Patrick Watson
Better in the Shade
Album · Alternative · 2022
Das Erste, was an Patrick Watsons siebtem Album auffällt, ist die kurze Spieldauer – mit sieben Tracks, die zusammen ganze 22 Minuten dauern, kann man die Platte gerade so noch als LP bezeichnen. Dennoch hat „Better in the Shade“ die gleiche Substanz wie die epischeren Werke des Art-Pop-Musikers aus Montreal – es fällt ihm inzwischen einfach leichter, seine ehrgeizigen Ideen zu verdichten. „Ich mag die Idee kürzerer Alben“, sagt Watson gegenüber Apple Music. „Mein größtes Problem bei langen Alben ist, dass man die erste Hälfte fertig hat, aber bis man dann die zweite Hälfte zusammenbekommt, ist man ein anderer Mensch geworden. Diese Mischung von Songs auf einem Album ist ein bisschen schwerer zusammenzustellen. Es ist fast unmöglich, ein [langes] Album in einem so kurzen Zeitraum fertigzustellen, dass es einen wirklich konsistenten Eindruck macht.“
„Better in the Shade“ ist kein solches Stückwerk, sondern eher wie eine kontinuierliche, traumhafte Reise. Die Bedeutung dieser Reise ist nicht immer leicht zu entschlüsseln, sie hinterlässt aber eine tiefe emotionale Wirkung. Die Tracks bilden einen ruhigen und doch rastlosen Teppich aus zarten Klavierballaden, exquisiter Orchestrierung und modularen Synthesizer-Texturen mit überraschenden neuen Elementen, die erscheinen und wieder verschwinden, wie Schemen, die durch die Räume einer verlassenen Villa wehen. Doch wie Watson bestätigt, dient die amorphe Ästhetik des Albums einem höchst praktischen Zweck. „Ich mache jeden Tag eine Menge Musik“, sagt er, „und wenn ich nach Hause komme, frage ich mich: ‚Was will ich nach einem so anstrengenden Tag hören?‘ Ich habe einfach nicht die Energie, mir ein großes Album anzuhören – ich will etwas hören, das mich irgendwohin mitnimmt, ohne großartige Bedeutung dahinter.
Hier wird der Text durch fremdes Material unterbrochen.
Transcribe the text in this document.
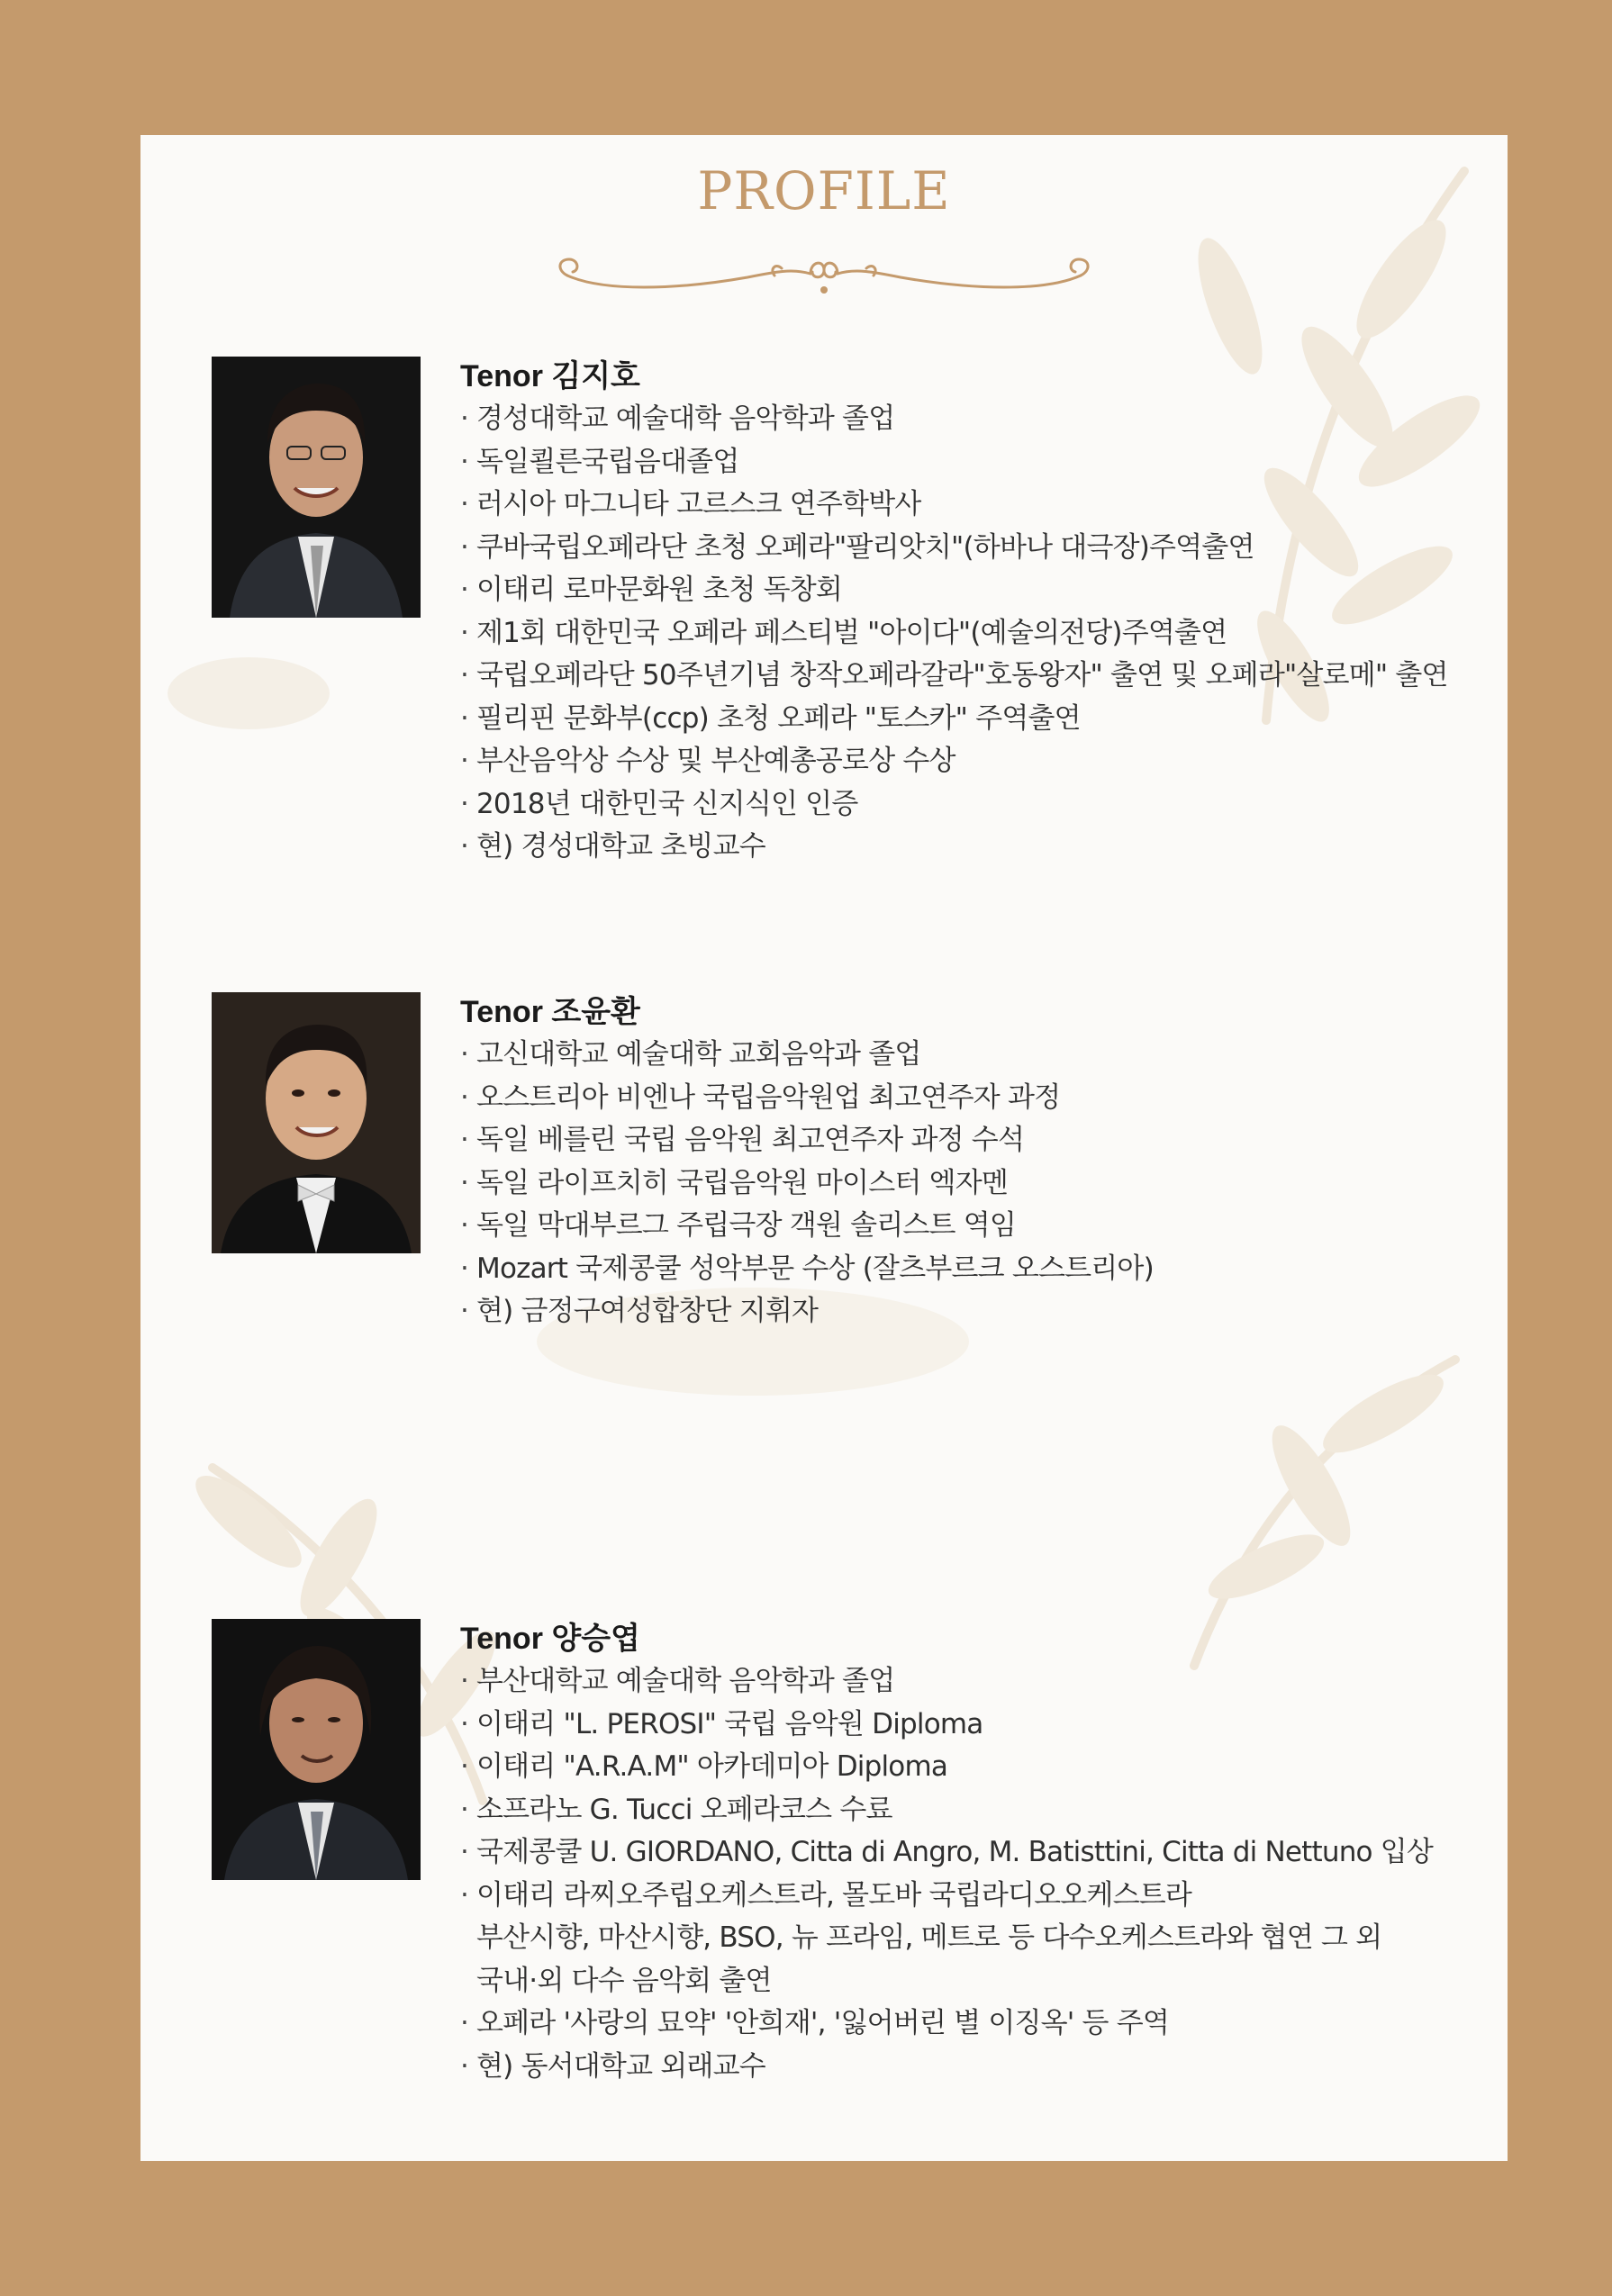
PROFILE
Tenor 김지호
· 경성대학교 예술대학 음악학과 졸업
· 독일쾰른국립음대졸업
· 러시아 마그니타 고르스크 연주학박사
· 쿠바국립오페라단 초청 오페라"팔리앗치"(하바나 대극장)주역출연
· 이태리 로마문화원 초청 독창회
· 제1회 대한민국 오페라 페스티벌 "아이다"(예술의전당)주역출연
· 국립오페라단 50주년기념 창작오페라갈라"호동왕자" 출연 및 오페라"살로메" 출연
· 필리핀 문화부(ccp) 초청 오페라 "토스카" 주역출연
· 부산음악상 수상 및 부산예총공로상 수상
· 2018년 대한민국 신지식인 인증
· 현) 경성대학교 초빙교수
Tenor 조윤환
· 고신대학교 예술대학 교회음악과 졸업
· 오스트리아 비엔나 국립음악원업 최고연주자 과정
· 독일 베를린 국립 음악원 최고연주자 과정 수석
· 독일 라이프치히 국립음악원 마이스터 엑자멘
· 독일 막대부르그 주립극장 객원 솔리스트 역임
· Mozart 국제콩쿨 성악부문 수상 (잘츠부르크 오스트리아)
· 현) 금정구여성합창단 지휘자
Tenor 양승엽
· 부산대학교 예술대학 음악학과 졸업
· 이태리 "L. PEROSI" 국립 음악원 Diploma
· 이태리 "A.R.A.M" 아카데미아 Diploma
· 소프라노 G. Tucci 오페라코스 수료
· 국제콩쿨 U. GIORDANO, Citta di Angro, M. Batisttini, Citta di Nettuno 입상
· 이태리 라찌오주립오케스트라, 몰도바 국립라디오오케스트라
부산시향, 마산시향, BSO, 뉴 프라임, 메트로 등 다수오케스트라와 협연 그 외
국내·외 다수 음악회 출연
· 오페라 '사랑의 묘약' '안희재', '잃어버린 별 이징옥' 등 주역
· 현) 동서대학교 외래교수
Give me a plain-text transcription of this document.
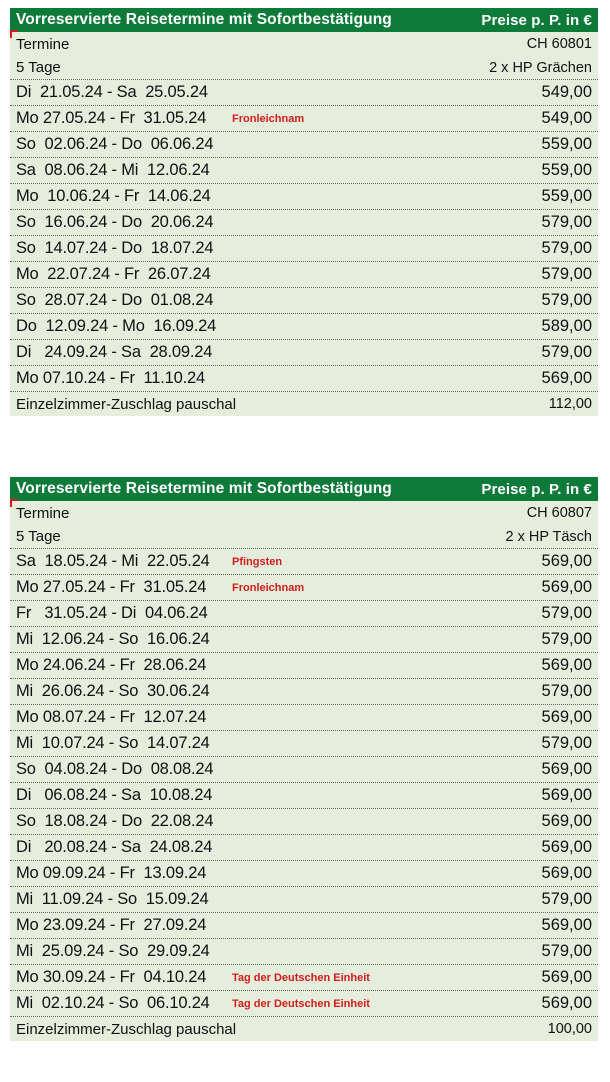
Vorreservierte Reisetermine mit Sofortbestätigung	Preise p. P. in €
Termine	CH 60801
5 Tage	2 x HP Grächen
Di  21.05.24 - Sa  25.05.24	549,00
Mo 27.05.24 - Fr  31.05.24 Fronleichnam	549,00
So  02.06.24 - Do  06.06.24	559,00
Sa  08.06.24 - Mi  12.06.24	559,00
Mo  10.06.24 - Fr  14.06.24	559,00
So  16.06.24 - Do  20.06.24	579,00
So  14.07.24 - Do  18.07.24	579,00
Mo  22.07.24 - Fr  26.07.24	579,00
So  28.07.24 - Do  01.08.24	579,00
Do  12.09.24 - Mo  16.09.24	589,00
Di   24.09.24 - Sa  28.09.24	579,00
Mo 07.10.24 - Fr  11.10.24	569,00
Einzelzimmer-Zuschlag pauschal	112,00
Vorreservierte Reisetermine mit Sofortbestätigung	Preise p. P. in €
Termine	CH 60807
5 Tage	2 x HP Täsch
Sa  18.05.24 - Mi  22.05.24 Pfingsten	569,00
Mo 27.05.24 - Fr  31.05.24 Fronleichnam	569,00
Fr   31.05.24 - Di  04.06.24	579,00
Mi  12.06.24 - So  16.06.24	579,00
Mo 24.06.24 - Fr  28.06.24	569,00
Mi  26.06.24 - So  30.06.24	579,00
Mo 08.07.24 - Fr  12.07.24	569,00
Mi  10.07.24 - So  14.07.24	579,00
So  04.08.24 - Do  08.08.24	569,00
Di   06.08.24 - Sa  10.08.24	569,00
So  18.08.24 - Do  22.08.24	569,00
Di   20.08.24 - Sa  24.08.24	569,00
Mo 09.09.24 - Fr  13.09.24	569,00
Mi  11.09.24 - So  15.09.24	579,00
Mo 23.09.24 - Fr  27.09.24	569,00
Mi  25.09.24 - So  29.09.24	579,00
Mo 30.09.24 - Fr  04.10.24 Tag der Deutschen Einheit	569,00
Mi  02.10.24 - So  06.10.24 Tag der Deutschen Einheit	569,00
Einzelzimmer-Zuschlag pauschal	100,00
Das ganze Album klingt bescheiden – die Leute können es sich einfach anhören, ohne dass es zu überladen ist. Ich glaube, das war ein wenig das Ziel dieser Aufnahmen.“ Im Folgenden führt dich Watson durch das Album, Track für Track.
„Better in the Shade“
Ich habe den Song in drei kleine Geschichten aufgeteilt und die letzte handelt von dem Gefühl, das man als Kind hatte, wenn man zu lange draußen war. Es ist fast Nacht und du bist in dieser seltsamen Grauzone, in der du denkst: „Oh, verdammt, es ist viel zu spät – ich hätte längst zu Hause sein müssen.“ Aber damit zusammen kommt dann dieser wirklich komische Moment. „Shade“ [Anmerkung: zu deutsch „Schatten“], von dem ich spreche, ist diese seltsame Grauzone. Die Welt, in der wir leben, ist ziemlich komplex und es geht darum, mit dieser Vielschichtigkeit zurechtzukommen und Frieden mit ihr zu schließen. Ich finde, die Leute versuchen immer, alles Schlechte loszuwerden, aber ich glaube nicht, dass man es einfach abschütteln kann, damit es verschwindet. Ich denke, das ist es, was ich auch mit „Schatten“ meine: Du kannst die Welt nicht vom Bösen befreien. Es wird immer beschissene Menschen geben, also sollten wir uns damit abfinden und den produktivsten und am wenigsten schädlichen Weg finden, damit umzugehen.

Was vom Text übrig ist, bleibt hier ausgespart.